The U.S. Equal Employment Opportunity Commission has filed a lawsuit against a Minnesota payroll company on behalf of Shannon Enstad, who alleges she was fired because she had to use crutches after a knee surgery.
In February 2018, Enstad tore her anterior cruciate ligament, an injury that’s covered by the Americans with Disabilities Act. By April 30, 2018, her doctor cleared her to return to work as an account manager at Employer Solutions Group, LLC with the use of crutches.
According to the lawsuit, the company said that Enstad wasn’t 100% from the surgery and that she would “without any objective evidence… be a safety risk if she returned on crutches.”
Enstad understood that the crutches would make it more challenging to get around and that she wouldn’t be able to lift items like she did before. However, because her job deals with managing sales and customer relationships, she thought that she could still fulfill her duties with limited mobility.
Enstad was terminated shortly after she returned to work on crutches.
“When I read the termination e-mail, I cried,” Enstad said. “I couldn’t believe what I was reading, especially, since I had just spoken with ESG the same day and was told they were excited to have me back. … I was full of emotions: sadness, anger, hurt and humiliated.”
Carissa Huffman, ESG’s claims and benefits manager, however, says that the claims in the lawsuit aren’t true.

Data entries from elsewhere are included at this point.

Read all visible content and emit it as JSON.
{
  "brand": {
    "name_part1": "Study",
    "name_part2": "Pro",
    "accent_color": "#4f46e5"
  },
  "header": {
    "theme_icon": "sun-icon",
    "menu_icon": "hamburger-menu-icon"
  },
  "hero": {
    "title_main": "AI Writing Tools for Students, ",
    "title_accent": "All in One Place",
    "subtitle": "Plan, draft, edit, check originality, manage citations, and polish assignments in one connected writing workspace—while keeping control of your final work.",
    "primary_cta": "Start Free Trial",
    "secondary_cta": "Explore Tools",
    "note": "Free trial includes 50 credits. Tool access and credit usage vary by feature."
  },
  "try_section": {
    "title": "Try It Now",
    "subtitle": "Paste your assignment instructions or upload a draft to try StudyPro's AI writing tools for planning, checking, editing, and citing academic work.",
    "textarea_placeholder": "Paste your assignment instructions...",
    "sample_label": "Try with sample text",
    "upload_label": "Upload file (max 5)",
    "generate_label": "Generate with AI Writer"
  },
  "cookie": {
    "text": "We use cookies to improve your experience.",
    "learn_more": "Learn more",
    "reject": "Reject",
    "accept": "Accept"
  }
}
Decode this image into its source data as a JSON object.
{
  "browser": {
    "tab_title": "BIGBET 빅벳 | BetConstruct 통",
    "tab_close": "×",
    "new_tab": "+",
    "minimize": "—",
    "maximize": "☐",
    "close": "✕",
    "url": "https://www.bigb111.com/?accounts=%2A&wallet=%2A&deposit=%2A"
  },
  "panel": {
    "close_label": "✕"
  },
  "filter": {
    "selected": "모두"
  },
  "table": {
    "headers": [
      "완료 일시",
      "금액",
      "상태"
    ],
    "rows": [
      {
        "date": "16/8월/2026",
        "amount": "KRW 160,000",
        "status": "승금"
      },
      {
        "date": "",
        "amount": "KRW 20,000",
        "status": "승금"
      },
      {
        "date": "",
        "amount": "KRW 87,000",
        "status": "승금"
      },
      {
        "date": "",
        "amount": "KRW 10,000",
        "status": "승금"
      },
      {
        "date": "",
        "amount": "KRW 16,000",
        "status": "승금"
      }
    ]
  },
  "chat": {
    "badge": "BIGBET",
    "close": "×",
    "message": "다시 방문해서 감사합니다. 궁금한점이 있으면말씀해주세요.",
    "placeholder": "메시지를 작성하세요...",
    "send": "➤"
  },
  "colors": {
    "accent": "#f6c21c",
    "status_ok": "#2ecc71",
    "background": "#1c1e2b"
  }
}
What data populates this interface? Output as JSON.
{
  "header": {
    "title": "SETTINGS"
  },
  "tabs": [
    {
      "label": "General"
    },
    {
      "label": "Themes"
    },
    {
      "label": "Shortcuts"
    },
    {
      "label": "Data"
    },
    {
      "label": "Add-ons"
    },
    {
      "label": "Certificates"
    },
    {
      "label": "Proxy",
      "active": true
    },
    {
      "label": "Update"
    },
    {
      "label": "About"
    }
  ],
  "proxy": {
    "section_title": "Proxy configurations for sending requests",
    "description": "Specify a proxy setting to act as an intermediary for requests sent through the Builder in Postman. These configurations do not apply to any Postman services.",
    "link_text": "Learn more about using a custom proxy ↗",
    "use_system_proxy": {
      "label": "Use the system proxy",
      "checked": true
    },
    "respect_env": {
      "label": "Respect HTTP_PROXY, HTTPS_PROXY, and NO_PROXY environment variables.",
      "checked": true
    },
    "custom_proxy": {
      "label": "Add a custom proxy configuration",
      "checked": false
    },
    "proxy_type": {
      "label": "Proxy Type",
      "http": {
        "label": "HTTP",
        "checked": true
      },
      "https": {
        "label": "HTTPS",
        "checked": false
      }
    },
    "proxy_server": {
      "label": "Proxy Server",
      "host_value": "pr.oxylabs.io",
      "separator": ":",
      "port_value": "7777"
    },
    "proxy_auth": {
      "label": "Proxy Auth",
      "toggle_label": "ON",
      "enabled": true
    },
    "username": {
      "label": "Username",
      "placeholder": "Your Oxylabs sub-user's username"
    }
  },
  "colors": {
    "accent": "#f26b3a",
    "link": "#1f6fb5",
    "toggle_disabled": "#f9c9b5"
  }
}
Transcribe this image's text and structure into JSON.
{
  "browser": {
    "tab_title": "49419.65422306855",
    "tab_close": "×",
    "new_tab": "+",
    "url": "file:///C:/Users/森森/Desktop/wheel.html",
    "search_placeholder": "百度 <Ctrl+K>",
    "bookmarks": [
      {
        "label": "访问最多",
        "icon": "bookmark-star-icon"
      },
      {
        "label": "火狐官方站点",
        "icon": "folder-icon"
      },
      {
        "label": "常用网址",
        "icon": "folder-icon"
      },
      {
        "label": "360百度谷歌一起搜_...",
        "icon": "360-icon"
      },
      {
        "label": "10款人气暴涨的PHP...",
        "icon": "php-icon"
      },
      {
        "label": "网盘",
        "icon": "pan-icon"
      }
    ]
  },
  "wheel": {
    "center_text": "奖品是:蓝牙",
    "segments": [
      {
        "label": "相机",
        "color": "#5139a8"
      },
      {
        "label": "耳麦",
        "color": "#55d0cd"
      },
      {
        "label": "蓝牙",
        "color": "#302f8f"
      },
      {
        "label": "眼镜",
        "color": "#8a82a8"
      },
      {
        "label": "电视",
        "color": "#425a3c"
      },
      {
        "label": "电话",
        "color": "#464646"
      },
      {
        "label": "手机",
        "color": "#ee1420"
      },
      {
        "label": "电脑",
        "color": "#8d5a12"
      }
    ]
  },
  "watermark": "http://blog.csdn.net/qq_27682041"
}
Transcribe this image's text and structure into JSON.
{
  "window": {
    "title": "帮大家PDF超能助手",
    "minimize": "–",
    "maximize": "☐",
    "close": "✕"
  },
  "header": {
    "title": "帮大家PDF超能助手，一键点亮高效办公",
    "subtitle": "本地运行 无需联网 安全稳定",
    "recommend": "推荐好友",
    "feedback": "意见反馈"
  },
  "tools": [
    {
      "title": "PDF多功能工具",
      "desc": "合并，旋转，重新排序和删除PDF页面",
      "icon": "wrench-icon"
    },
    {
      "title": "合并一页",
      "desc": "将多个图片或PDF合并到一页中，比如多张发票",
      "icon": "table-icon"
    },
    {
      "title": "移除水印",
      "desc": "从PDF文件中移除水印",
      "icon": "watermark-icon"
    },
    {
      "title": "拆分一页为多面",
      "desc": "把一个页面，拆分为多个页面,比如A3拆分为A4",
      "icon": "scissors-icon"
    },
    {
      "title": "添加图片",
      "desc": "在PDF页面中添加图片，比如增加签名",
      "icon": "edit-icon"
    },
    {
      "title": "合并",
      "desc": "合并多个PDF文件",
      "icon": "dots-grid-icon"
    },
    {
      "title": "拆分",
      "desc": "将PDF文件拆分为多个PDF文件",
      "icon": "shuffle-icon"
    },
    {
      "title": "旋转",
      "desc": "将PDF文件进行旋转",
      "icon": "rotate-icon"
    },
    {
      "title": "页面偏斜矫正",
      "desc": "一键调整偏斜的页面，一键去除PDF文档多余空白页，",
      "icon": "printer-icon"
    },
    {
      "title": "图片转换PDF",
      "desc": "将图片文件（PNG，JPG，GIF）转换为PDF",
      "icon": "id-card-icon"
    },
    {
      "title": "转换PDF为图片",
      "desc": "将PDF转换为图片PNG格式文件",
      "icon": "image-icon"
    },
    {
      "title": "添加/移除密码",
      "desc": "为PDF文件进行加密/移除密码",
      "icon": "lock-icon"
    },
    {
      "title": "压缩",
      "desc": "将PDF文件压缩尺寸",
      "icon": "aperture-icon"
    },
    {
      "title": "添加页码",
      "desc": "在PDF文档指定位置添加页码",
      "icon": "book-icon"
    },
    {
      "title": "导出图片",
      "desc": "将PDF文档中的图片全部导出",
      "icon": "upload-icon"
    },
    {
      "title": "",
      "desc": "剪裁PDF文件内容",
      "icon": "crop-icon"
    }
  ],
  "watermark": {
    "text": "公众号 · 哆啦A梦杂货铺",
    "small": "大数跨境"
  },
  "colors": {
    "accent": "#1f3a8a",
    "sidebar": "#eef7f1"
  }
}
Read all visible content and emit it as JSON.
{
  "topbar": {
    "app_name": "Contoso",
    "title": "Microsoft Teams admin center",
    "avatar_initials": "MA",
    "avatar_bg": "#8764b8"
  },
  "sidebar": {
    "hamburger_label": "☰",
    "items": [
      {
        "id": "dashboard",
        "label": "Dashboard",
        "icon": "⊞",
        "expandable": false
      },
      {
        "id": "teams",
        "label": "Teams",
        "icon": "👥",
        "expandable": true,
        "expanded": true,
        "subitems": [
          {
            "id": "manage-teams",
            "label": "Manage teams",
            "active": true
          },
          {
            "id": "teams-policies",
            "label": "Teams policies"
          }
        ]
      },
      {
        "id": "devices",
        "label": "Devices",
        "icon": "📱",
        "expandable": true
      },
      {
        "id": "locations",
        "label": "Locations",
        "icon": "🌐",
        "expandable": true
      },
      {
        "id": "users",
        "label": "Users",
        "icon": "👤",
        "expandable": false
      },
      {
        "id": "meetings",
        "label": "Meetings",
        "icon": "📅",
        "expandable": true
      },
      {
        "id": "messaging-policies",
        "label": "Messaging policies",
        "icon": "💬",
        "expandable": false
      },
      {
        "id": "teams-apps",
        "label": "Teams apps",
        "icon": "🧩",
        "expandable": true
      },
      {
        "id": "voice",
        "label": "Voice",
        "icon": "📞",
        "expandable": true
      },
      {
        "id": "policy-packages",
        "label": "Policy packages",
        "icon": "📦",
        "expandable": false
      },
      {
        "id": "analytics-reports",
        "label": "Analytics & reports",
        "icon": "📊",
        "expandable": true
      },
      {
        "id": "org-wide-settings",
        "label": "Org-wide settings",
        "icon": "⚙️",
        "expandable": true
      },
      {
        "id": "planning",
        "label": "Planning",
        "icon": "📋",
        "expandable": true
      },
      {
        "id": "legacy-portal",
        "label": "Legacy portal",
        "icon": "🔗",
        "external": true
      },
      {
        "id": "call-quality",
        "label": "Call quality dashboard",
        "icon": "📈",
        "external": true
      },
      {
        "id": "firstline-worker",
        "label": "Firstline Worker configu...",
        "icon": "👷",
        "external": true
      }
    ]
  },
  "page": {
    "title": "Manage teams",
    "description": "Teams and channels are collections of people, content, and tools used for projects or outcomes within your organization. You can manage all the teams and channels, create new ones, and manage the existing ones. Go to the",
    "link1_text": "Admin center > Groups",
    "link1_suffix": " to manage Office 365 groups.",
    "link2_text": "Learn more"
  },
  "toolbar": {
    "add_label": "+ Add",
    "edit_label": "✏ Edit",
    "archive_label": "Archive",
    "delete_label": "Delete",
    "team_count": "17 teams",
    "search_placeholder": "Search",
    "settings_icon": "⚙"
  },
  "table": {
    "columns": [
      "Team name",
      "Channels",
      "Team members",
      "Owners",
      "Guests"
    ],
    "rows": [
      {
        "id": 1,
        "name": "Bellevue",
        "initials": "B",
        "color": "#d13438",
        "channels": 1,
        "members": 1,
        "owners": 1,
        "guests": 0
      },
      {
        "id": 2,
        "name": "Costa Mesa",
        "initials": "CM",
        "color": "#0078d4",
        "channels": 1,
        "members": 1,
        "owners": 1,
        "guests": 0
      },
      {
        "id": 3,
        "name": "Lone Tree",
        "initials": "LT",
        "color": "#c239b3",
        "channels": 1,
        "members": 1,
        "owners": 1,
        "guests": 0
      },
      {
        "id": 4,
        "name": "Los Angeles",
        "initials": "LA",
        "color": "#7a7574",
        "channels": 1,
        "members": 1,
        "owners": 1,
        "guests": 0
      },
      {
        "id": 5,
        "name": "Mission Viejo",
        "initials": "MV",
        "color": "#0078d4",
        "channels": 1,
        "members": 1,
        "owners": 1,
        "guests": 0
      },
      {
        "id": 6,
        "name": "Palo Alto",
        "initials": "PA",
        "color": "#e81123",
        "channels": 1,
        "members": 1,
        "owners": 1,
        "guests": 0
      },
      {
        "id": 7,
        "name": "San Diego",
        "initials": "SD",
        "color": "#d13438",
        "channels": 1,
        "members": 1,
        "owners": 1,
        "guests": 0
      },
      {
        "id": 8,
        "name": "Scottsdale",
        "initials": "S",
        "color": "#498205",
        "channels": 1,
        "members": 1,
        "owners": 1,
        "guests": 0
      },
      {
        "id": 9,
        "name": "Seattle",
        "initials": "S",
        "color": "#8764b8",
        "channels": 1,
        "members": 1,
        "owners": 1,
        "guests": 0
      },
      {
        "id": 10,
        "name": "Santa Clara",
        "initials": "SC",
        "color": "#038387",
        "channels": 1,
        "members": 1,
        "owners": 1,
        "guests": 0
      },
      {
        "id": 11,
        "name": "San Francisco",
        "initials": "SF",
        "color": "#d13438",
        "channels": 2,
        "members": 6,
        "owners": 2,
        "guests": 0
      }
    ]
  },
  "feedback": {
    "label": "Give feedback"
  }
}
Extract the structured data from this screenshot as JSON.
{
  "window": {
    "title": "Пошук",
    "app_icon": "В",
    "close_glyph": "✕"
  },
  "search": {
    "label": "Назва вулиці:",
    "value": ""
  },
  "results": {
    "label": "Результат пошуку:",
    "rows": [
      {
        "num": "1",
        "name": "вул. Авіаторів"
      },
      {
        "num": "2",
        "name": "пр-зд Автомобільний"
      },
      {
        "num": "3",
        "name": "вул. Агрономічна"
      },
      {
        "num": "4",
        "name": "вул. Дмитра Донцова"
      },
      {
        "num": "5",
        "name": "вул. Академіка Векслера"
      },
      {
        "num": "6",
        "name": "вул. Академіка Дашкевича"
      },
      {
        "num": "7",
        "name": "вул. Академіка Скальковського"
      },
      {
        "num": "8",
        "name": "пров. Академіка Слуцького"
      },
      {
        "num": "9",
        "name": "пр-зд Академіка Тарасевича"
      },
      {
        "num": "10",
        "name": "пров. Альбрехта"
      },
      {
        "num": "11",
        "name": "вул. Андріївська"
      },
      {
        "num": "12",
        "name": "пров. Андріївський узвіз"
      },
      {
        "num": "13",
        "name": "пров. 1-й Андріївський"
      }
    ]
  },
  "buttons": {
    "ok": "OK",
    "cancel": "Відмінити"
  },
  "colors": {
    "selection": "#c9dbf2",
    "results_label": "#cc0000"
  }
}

She said that the company didn’t receive a note from a doctor until a few days after they decided to end her employment.
Huffman added that Enstad gave the company a return date before she changed her mind and that the termination was caused by the company not knowing “when or if she ever was going to return to work.”
The EEOC tried to settle with the company before filing the lawsuit.
“The issue here was so minor,” said Julianne Bowman, district director of the EEOC’s Chicago office. “This employee needed to use crutches for a short time after returning from short-term disability leave. The employer fired her for it, which was inappropriate, shortsighted and unlawful.”
The EEOC seeks to get Enstad reinstated at her previous job and for her to receive back pay, benefits and compensation for “emotional pain, suffering, inconvenience, loss of enjoyment of life, and humiliation.”